How can we realize this structure in the future of Facility Management?

We need more people driven by pure leadership and visions. Those are the people who can talk the language of the C-suite and understand how to push Facility Management forward. These people are not technical. Not at all. But they know how to drive organizational leadership – and that’s the only thing that eventually will push Facility Management in the C-suite.

One thing is how the people within FM perceive their own function and the capabilities of the function, the other is how we can make people outside of FM to understand the value-added. How can we change their perception of FM?

This is not an easy thing to do. Because this requires change. People are afraid of change.

So you have to find the visionaries who understand the importance of the change on both sides of the table.
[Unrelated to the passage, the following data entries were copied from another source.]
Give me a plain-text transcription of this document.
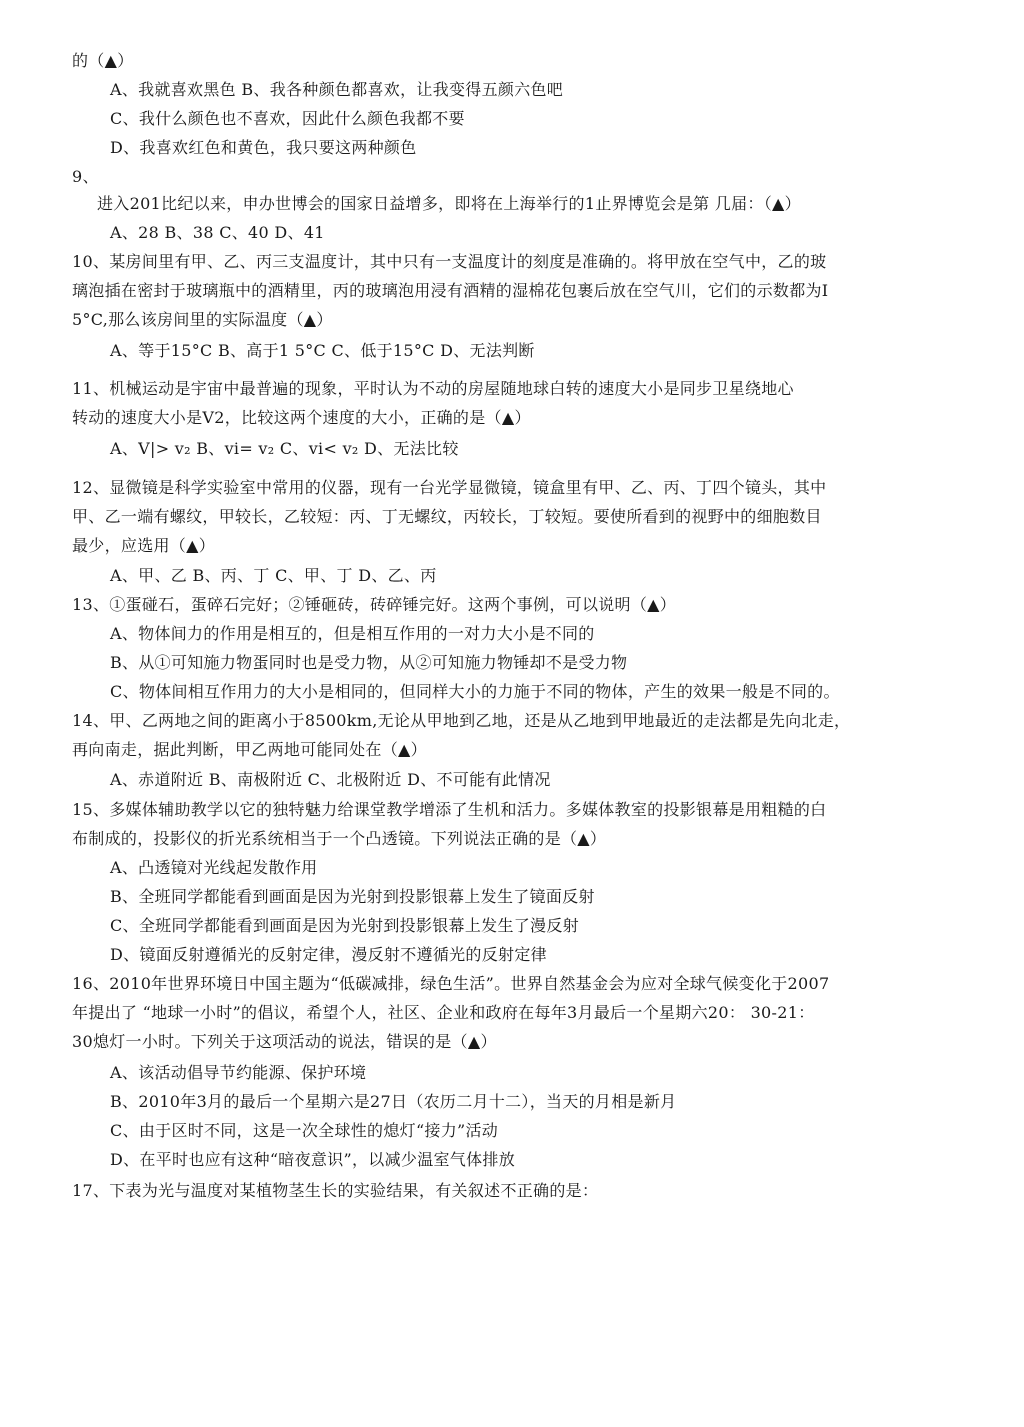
的（▲）
A、我就喜欢黑色 B、我各种颜色都喜欢，让我变得五颜六色吧
C、我什么颜色也不喜欢，因此什么颜色我都不要
D、我喜欢红色和黄色，我只要这两种颜色
9、
进入201比纪以来，申办世博会的国家日益增多，即将在上海举行的1止界博览会是第 几届：（▲）
A、28 B、38 C、40 D、41
10、某房间里有甲、乙、丙三支温度计，其中只有一支温度计的刻度是准确的。将甲放在空气中，乙的玻
璃泡插在密封于玻璃瓶中的酒精里，丙的玻璃泡用浸有酒精的湿棉花包裹后放在空气川，它们的示数都为I
5°C,那么该房间里的实际温度（▲）
A、等于15°C B、高于1 5°C C、低于15°C D、无法判断
11、机械运动是宇宙中最普遍的现象，平时认为不动的房屋随地球白转的速度大小是同步卫星绕地心
转动的速度大小是V2，比较这两个速度的大小，正确的是（▲）
A、V|> v₂ B、vi= v₂ C、vi< v₂ D、无法比较
12、显微镜是科学实验室中常用的仪器，现有一台光学显微镜，镜盒里有甲、乙、丙、丁四个镜头，其中
甲、乙一端有螺纹，甲较长，乙较短：丙、丁无螺纹，丙较长，丁较短。要使所看到的视野中的细胞数目
最少，应选用（▲）
A、甲、乙 B、丙、丁 C、甲、丁 D、乙、丙
13、①蛋碰石，蛋碎石完好；②锤砸砖，砖碎锤完好。这两个事例，可以说明（▲）
A、物体间力的作用是相互的，但是相互作用的一对力大小是不同的
B、从①可知施力物蛋同时也是受力物，从②可知施力物锤却不是受力物
C、物体间相互作用力的大小是相同的，但同样大小的力施于不同的物体，产生的效果一般是不同的。
14、甲、乙两地之间的距离小于8500km,无论从甲地到乙地，还是从乙地到甲地最近的走法都是先向北走，
再向南走，据此判断，甲乙两地可能同处在（▲）
A、赤道附近 B、南极附近 C、北极附近 D、不可能有此情况
15、多媒体辅助教学以它的独特魅力给课堂教学增添了生机和活力。多媒体教室的投影银幕是用粗糙的白
布制成的，投影仪的折光系统相当于一个凸透镜。下列说法正确的是（▲）
A、凸透镜对光线起发散作用
B、全班同学都能看到画面是因为光射到投影银幕上发生了镜面反射
C、全班同学都能看到画面是因为光射到投影银幕上发生了漫反射
D、镜面反射遵循光的反射定律，漫反射不遵循光的反射定律
16、2010年世界环境日中国主题为“低碳减排，绿色生活”。世界自然基金会为应对全球气候变化于2007
年提出了 “地球一小时”的倡议，希望个人，社区、企业和政府在每年3月最后一个星期六20： 30-21：
30熄灯一小时。下列关于这项活动的说法，错误的是（▲）
A、该活动倡导节约能源、保护环境
B、2010年3月的最后一个星期六是27日（农历二月十二），当天的月相是新月
C、由于区时不同，这是一次全球性的熄灯“接力”活动
D、在平时也应有这种“暗夜意识”，以减少温室气体排放
17、下表为光与温度对某植物茎生长的实验结果，有关叙述不正确的是：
If you have to educate the client too much about the vision, then it is not the right client. At some point these people will just go back and ask you to cut costs.
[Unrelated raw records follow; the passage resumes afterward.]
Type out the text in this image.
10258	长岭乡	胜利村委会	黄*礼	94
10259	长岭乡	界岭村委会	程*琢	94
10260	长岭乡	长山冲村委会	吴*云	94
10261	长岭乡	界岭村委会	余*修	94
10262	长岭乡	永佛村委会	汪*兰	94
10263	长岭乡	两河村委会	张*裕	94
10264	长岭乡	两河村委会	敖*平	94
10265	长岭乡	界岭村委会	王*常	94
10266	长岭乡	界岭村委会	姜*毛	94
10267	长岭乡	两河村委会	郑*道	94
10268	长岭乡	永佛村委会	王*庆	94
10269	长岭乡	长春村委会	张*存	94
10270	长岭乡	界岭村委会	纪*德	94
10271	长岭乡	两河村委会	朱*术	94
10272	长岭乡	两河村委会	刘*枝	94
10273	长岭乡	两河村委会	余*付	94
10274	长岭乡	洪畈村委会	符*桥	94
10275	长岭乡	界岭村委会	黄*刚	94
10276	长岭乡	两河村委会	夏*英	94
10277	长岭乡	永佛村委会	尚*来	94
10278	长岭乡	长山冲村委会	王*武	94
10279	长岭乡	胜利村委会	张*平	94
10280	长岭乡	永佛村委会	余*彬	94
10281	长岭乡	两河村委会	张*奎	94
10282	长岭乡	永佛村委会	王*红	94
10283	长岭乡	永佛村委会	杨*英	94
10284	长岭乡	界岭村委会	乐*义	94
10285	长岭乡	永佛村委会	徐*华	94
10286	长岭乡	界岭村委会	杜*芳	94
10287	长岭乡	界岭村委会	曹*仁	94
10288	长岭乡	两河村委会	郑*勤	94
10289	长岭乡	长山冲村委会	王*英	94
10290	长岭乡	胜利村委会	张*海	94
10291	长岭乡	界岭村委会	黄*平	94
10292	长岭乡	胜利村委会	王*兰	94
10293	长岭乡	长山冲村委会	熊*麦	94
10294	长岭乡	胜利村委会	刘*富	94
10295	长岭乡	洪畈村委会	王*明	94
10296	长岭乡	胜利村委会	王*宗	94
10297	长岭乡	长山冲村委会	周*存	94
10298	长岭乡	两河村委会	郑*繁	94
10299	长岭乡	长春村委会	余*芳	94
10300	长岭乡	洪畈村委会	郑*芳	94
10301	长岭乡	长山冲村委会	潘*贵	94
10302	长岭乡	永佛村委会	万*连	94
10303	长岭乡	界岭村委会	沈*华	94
When visionaries are identified on both sides of the table you can start to run tests and silently build a proven-track record. The value will be competitively identified [not by someone’s subjective decision making by using the Best Value Approach] and silently – because if you tell the organization that you want to transform the business everybody will freak out.

And then you run test after test, documenting the value and lower cost.  The number of people required to do the Best Value approach are few [but visionary].  The efficiency is ten times the traditional.  As the dominant information becomes available, it will slowly drive change.

It is through continuous testing and improvement, and by identifying the true visionaries that you can bring the FM to a higher level in the organization and move the focus from costs to added value.

And remember; the value needs to be so dominant that the C-suite does not have to think and make decisions.

 

4 Comments

  • A further step clarifying the continual change away from cost and more toward value. Our ability to continually add value is what differentiates us from our competitors. Simply taking ££ off of the price to win is a race to the bottom where neither party win and the ability to add value is continually diminished.

  • Reducing cost and add value is I think the centre of the whole idea but I have some concern in the cost regard , usually our company reduced cost in a lower /bottom employes , by reducing time they usually reduce cost this intern affects the quality of service we give to our customers this Leeds to unsatisfied customers. Having unsatisfied customers makes us a little volunerable to our competitors either they are small or big . Building a strategy from bottom up is important -> because those from the bottom are the one who are frequently/daily in contact with our customers !!!!

  • If you act like a commodity you will be treated as a commodity! So if you start discussing costs, you’ll be treated as a cost-center. And don’t blame the C-suite for that as you are the one that started it all.
    It seems the main challenge is to steer the conversation towards topics that really matter to senior leadership. Generally these are not the traditional FM-issues, so don’t start with your own FM-agenda (where all the running costs are). Try to focus on the strategic agenda of your company’s C-Suite: find the topics or issues that you can help solve, speed up or just support through FM?
    This is where FM’s can make a significant difference and where the magic happens. If you are able to continually support these strategic aims through FM you’ll find that in the end it will also reduce the constant focus on your costs.